Friday August 1, 2008

Looks like minority Republicans will have the opportunity to get free exposure for their House and Senate campaigns, when the General Assembly meets on home-heating issues later this month.
August 22, a Friday, seems to be the date, but majority Democrats were balking today on committing until they get the OK from rank-and-file. Meanwhile, within hours of her meeting with leaders, Gov. Jodi Rell “officially” called for the date.
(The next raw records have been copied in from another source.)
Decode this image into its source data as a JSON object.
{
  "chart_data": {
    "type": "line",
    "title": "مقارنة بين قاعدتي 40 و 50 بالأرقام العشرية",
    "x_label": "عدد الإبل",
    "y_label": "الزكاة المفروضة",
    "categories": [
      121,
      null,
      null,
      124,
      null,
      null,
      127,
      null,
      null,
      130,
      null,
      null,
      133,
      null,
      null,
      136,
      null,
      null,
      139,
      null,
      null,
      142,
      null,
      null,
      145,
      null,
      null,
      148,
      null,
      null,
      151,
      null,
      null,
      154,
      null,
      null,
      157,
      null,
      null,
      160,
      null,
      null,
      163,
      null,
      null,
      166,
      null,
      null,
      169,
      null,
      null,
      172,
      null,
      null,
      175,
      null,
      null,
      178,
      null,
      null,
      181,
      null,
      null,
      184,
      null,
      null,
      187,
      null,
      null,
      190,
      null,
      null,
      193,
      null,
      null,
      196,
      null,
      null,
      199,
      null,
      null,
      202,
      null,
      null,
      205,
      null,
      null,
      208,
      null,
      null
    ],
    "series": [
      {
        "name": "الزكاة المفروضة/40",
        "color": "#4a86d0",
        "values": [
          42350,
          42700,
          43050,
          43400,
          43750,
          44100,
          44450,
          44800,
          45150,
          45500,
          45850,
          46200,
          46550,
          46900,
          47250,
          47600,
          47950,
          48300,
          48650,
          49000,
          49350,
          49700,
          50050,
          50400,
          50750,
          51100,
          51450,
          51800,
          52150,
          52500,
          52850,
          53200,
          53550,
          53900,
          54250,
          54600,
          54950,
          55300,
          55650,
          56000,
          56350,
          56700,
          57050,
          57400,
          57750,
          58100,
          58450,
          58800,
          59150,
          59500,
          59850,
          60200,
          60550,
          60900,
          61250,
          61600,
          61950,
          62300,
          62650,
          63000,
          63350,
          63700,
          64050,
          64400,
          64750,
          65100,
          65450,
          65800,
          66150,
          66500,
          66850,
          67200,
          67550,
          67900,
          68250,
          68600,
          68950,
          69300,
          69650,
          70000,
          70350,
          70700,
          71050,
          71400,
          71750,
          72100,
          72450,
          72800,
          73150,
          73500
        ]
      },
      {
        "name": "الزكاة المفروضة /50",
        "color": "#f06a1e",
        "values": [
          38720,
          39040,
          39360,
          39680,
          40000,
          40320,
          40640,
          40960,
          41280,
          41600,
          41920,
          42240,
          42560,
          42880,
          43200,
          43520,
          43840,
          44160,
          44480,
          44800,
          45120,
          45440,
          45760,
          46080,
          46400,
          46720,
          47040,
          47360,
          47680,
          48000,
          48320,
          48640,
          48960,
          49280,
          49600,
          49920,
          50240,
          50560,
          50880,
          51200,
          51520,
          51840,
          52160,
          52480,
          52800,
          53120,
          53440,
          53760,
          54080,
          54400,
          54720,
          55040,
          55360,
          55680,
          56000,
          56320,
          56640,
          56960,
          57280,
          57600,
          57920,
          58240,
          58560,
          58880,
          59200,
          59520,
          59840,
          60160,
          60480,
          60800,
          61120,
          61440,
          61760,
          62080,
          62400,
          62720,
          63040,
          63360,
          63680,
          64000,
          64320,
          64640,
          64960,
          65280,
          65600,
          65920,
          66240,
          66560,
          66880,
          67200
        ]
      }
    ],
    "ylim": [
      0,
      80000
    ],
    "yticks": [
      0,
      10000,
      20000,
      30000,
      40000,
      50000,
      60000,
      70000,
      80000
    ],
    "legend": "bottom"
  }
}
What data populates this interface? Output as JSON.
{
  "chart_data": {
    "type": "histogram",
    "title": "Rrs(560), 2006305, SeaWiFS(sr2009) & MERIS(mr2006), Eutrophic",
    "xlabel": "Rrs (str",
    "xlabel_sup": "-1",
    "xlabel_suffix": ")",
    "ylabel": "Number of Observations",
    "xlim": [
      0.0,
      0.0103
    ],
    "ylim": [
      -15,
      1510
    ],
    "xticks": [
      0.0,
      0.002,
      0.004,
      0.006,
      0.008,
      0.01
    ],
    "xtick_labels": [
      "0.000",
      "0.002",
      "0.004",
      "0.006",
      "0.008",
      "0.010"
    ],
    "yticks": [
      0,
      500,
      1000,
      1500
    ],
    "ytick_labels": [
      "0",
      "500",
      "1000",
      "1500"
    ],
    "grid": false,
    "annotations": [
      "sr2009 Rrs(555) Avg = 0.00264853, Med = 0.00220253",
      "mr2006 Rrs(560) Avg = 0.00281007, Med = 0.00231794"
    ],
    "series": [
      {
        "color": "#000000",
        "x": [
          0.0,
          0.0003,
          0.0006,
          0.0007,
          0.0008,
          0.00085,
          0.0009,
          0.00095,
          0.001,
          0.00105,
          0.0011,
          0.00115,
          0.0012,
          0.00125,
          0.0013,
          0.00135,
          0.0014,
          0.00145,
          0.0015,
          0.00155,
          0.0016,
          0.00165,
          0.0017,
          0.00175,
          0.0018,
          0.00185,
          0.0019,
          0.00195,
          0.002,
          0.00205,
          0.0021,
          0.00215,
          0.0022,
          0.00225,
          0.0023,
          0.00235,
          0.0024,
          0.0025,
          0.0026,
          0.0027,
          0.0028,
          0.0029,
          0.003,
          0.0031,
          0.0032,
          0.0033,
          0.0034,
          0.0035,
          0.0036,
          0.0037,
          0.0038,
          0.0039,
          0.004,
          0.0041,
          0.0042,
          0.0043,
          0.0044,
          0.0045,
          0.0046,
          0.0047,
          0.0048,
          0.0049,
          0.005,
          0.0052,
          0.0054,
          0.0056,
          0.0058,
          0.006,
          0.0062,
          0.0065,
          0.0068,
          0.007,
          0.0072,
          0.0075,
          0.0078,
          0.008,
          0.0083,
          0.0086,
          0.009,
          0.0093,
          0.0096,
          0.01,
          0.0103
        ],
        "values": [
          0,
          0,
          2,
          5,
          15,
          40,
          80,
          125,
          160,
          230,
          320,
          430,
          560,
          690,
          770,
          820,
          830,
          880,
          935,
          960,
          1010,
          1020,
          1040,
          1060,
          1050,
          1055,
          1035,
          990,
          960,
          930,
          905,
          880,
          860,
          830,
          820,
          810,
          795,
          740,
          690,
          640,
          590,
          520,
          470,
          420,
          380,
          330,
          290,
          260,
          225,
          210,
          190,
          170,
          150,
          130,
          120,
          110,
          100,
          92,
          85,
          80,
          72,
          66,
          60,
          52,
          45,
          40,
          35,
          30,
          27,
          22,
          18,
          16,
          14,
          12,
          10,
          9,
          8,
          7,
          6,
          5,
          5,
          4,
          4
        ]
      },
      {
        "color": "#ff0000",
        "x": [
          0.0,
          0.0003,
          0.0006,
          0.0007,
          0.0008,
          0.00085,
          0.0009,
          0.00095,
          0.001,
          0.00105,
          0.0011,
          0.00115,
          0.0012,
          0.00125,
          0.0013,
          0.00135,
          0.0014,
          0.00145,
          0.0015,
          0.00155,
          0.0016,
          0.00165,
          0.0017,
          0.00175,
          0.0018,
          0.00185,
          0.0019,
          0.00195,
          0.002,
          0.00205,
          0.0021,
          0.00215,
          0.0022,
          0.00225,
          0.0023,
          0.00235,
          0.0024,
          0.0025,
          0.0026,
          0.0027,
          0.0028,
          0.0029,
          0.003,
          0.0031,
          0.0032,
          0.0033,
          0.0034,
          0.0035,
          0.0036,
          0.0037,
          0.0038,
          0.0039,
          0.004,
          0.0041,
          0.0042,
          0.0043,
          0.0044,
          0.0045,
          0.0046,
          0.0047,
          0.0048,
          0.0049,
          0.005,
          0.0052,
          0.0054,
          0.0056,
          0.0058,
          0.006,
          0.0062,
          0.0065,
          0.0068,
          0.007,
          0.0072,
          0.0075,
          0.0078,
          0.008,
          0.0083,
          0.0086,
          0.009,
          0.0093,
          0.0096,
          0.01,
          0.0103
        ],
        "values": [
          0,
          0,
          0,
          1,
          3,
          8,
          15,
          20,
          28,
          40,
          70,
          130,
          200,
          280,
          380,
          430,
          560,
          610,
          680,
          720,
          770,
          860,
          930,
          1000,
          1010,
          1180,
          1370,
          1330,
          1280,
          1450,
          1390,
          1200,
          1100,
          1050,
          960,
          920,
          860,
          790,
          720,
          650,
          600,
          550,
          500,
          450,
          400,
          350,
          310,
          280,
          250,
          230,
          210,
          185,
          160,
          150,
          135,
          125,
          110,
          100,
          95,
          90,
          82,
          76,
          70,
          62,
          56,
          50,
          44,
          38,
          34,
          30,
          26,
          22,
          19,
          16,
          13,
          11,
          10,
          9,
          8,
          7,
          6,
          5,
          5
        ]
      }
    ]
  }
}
Either way, lawmakers have to abscond with that $22-million surplus from the last fiscal year before it reverts to the $1.4-billion Rainy Day Fund on September 1.
So someone’s August vacation is going to be partially ruined. And if you’re watching CTN, the free government-propaganda network, that day, you’ll see Republicans offering yet another round of amendments, doomed for failure in the 107-44 Democratic House and 23-13 Senate, to cap the so-called gross receipts tax on wholesale petroleum sales.
And why not? It’s a good issue for Republicans, who really need to buck the blue-state tide and get some viable numbers, particularly in the House.
Speaker of the House Jim Amann, standing next to Senate Minority Leader John McKinney, called it “a dumb idea,” as much as he personally respects the senator, while the gross receipts tax is accomplishing what lawmakers wanted three years ago: raising revenue for transportation related issues and the general fund
News Channel 8 Capitol reporter Mark Davis tried to stir the pot.”How do you feel about being respected and being called dumb in the same sentence,” Davis asked McKinney, who waved it off. “I did not call him dumb,” Amann protested.
“There are no dumb ideas, there are only dumb people with ideas,” Mckinney quipped.